A mass m attached to a spring of spring constant `k` is stretched a distance `x_0` from its equilibrium position and released with no initial velocity. The maximum speed attained by mass in its subsequent motion and the time at which this speed would be attained are, respectively.

To solve the problem, we need to find the maximum speed attained by a mass \( m \) attached to a spring with spring constant \( k \) when it is stretched a distance \( x_0 \) from its equilibrium position and released with no initial velocity.
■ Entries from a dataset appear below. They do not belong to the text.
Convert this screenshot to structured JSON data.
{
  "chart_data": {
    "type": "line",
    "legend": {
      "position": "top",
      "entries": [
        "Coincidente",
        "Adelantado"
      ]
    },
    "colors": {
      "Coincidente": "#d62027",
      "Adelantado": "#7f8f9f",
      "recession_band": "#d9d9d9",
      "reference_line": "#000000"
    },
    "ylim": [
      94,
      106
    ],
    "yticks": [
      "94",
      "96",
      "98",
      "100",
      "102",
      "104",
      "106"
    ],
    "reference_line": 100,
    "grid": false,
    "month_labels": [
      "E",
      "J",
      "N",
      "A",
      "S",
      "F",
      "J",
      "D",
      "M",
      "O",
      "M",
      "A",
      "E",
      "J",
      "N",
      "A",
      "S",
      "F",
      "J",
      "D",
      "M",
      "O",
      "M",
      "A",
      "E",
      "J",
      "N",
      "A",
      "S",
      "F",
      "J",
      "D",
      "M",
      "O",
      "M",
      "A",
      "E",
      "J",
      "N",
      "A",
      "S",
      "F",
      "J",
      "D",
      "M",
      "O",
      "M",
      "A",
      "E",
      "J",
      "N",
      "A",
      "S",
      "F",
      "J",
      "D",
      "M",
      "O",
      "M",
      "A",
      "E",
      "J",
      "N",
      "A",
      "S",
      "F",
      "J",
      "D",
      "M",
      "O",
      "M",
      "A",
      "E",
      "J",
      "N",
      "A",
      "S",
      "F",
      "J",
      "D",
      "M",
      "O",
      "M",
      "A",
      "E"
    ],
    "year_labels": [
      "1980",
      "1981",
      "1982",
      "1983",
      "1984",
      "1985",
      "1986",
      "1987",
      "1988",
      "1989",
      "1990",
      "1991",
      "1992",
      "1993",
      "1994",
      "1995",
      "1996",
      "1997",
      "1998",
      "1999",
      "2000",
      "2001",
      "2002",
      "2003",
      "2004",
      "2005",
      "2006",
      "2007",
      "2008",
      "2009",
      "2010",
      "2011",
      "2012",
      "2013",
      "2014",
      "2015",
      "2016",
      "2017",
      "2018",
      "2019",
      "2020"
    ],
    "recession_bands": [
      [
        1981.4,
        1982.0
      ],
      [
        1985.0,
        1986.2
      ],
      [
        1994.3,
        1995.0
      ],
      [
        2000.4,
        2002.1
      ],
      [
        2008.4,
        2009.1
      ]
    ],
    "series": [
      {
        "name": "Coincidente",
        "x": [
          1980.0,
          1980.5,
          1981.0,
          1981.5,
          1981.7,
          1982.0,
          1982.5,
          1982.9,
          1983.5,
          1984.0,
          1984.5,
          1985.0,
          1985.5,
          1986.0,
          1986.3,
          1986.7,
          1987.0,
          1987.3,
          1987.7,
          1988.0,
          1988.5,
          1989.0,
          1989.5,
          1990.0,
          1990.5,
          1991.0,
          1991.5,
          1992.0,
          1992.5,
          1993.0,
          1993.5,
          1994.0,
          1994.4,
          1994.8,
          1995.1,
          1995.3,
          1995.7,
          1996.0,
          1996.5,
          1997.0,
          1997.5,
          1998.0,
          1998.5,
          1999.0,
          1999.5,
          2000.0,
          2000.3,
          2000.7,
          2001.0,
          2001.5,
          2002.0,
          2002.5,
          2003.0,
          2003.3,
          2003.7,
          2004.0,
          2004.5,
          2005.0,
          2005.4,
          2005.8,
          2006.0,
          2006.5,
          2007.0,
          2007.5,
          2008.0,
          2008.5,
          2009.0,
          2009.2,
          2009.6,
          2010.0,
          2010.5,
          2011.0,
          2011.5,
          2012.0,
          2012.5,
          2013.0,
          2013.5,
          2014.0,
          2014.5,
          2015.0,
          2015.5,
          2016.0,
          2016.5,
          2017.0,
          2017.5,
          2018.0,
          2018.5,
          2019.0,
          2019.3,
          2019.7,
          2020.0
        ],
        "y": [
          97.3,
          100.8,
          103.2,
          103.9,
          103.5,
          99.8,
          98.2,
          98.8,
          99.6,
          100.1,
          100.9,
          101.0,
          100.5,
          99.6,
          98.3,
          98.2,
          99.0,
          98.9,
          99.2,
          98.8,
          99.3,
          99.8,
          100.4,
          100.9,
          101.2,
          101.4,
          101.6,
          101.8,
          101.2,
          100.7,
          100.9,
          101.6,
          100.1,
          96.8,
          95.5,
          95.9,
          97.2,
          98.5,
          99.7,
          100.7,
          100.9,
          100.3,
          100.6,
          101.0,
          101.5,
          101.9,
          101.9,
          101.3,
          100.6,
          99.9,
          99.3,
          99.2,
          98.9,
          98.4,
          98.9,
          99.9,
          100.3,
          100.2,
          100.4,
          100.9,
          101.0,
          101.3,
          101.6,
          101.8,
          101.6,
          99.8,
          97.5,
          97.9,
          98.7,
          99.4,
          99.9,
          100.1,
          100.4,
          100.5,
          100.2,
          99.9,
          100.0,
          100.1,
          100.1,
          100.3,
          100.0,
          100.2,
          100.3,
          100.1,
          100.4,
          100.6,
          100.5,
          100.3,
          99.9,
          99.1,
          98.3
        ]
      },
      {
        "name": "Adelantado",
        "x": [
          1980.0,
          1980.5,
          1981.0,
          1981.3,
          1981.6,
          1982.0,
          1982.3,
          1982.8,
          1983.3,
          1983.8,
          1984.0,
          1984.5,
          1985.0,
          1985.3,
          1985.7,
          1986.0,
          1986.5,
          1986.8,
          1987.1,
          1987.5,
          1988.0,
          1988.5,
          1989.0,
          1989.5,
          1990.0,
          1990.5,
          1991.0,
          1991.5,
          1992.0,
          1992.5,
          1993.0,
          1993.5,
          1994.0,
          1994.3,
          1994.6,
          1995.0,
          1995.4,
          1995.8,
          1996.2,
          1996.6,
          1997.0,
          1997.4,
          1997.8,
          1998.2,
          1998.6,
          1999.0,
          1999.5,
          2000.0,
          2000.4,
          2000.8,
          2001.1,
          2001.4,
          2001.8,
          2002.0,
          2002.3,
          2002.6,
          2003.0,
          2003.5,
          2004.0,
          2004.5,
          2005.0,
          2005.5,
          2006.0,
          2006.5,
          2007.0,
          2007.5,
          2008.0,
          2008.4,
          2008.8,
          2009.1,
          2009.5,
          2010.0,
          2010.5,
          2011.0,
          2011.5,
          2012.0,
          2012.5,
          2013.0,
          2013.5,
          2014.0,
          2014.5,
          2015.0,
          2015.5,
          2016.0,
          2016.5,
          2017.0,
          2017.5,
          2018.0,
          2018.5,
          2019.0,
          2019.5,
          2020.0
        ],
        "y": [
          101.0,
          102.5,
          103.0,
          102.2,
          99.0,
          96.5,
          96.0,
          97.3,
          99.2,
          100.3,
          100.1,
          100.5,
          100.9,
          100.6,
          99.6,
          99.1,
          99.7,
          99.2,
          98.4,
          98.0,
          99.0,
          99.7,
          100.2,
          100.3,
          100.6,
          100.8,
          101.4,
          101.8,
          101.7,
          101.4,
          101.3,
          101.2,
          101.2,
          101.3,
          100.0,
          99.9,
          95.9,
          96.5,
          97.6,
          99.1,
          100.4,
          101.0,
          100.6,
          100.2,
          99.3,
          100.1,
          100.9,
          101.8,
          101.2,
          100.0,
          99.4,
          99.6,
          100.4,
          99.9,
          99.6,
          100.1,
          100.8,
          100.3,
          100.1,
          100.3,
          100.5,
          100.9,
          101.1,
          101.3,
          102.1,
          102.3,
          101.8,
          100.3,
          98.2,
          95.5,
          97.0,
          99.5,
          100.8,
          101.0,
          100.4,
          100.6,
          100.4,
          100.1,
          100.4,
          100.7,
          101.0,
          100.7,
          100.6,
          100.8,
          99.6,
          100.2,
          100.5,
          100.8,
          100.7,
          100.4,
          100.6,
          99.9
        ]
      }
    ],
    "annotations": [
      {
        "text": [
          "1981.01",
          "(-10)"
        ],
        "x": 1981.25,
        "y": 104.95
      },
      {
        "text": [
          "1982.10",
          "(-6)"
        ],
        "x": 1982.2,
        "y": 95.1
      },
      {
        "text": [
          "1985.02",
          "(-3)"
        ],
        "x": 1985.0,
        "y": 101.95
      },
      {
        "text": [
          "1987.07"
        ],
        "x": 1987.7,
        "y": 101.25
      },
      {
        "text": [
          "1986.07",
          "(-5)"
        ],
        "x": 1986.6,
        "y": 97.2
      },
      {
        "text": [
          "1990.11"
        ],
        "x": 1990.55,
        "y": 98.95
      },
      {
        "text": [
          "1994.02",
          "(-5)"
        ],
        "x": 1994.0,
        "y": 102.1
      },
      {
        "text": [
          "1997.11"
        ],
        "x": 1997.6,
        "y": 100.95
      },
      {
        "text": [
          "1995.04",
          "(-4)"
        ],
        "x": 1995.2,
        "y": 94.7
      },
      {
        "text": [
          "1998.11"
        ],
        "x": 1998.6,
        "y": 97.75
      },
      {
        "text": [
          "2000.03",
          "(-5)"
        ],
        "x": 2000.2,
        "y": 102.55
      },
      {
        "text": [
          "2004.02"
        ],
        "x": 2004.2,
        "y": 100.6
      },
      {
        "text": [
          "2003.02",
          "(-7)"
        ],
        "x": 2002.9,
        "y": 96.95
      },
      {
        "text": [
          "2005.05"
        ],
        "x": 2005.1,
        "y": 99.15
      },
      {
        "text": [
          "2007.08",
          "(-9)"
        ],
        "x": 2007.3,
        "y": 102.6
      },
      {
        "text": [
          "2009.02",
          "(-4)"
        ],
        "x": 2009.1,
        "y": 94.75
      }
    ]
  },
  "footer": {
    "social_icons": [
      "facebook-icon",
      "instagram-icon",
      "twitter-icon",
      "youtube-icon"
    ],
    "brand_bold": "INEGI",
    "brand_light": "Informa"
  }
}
We also need to determine the time at which this maximum speed is attained. ### Step-by-Step Solution: **Step 1: Determine the potential energy at the maximum displacement.** - When the mass is stretched to \( x_0 \), the potential energy stored in the spring is given by: \[ PE = \frac{1}{2} k x_0^2 \] **Hint for Step 1:** Remember that potential energy in a spring is calculated using the formula \( \frac{1}{2} k x^2 \). --- **Step 2: Relate potential energy to kinetic energy at the mean position.** - As the mass moves towards the mean position, all the potential energy converts into kinetic energy at the mean position (where the speed is maximum): \[ KE = \frac{1}{2} m v_{max}^2 \] - Setting the potential energy equal to the kinetic energy: \[ \frac{1}{2} k x_0^2 = \frac{1}{2} m v_{max}^2 \] **Hint for Step 2:** Use the principle of conservation of energy, where potential energy converts to kinetic energy. --- **Step 3: Solve for maximum speed \( v_{max} \).** - Canceling \( \frac{1}{2} \) from both sides and rearranging gives: \[ k x_0^2 = m v_{max}^2 \] \[ v_{max}^2 = \frac{k}{m} x_0^2 \] - Taking the square root: \[ v_{max} = x_0 \sqrt{\frac{k}{m}} \] **Hint for Step 3:** When solving for \( v_{max} \), remember to take the square root of both sides. --- **Step 4: Determine the time at which maximum speed occurs.** - The time period \( T \) of the motion is given by: \[ T = 2\pi \sqrt{\frac{m}{k}} \] - The maximum speed occurs at a quarter of the time period, which is: \[ t = \frac{T}{4} = \frac{1}{4} \times 2\pi \sqrt{\frac{m}{k}} = \frac{\pi}{2} \sqrt{\frac{m}{k}} \] **Hint for Step 4:** Remember that the maximum speed occurs at \( \frac{1}{4} \) of the time period. --- ### Final Answers: - The maximum speed attained by the mass is: \[ v_{max} = x_0 \sqrt{\frac{k}{m}} \] - The time at which this speed is attained is: \[ t = \frac{\pi}{2} \sqrt{\frac{m}{k}} \]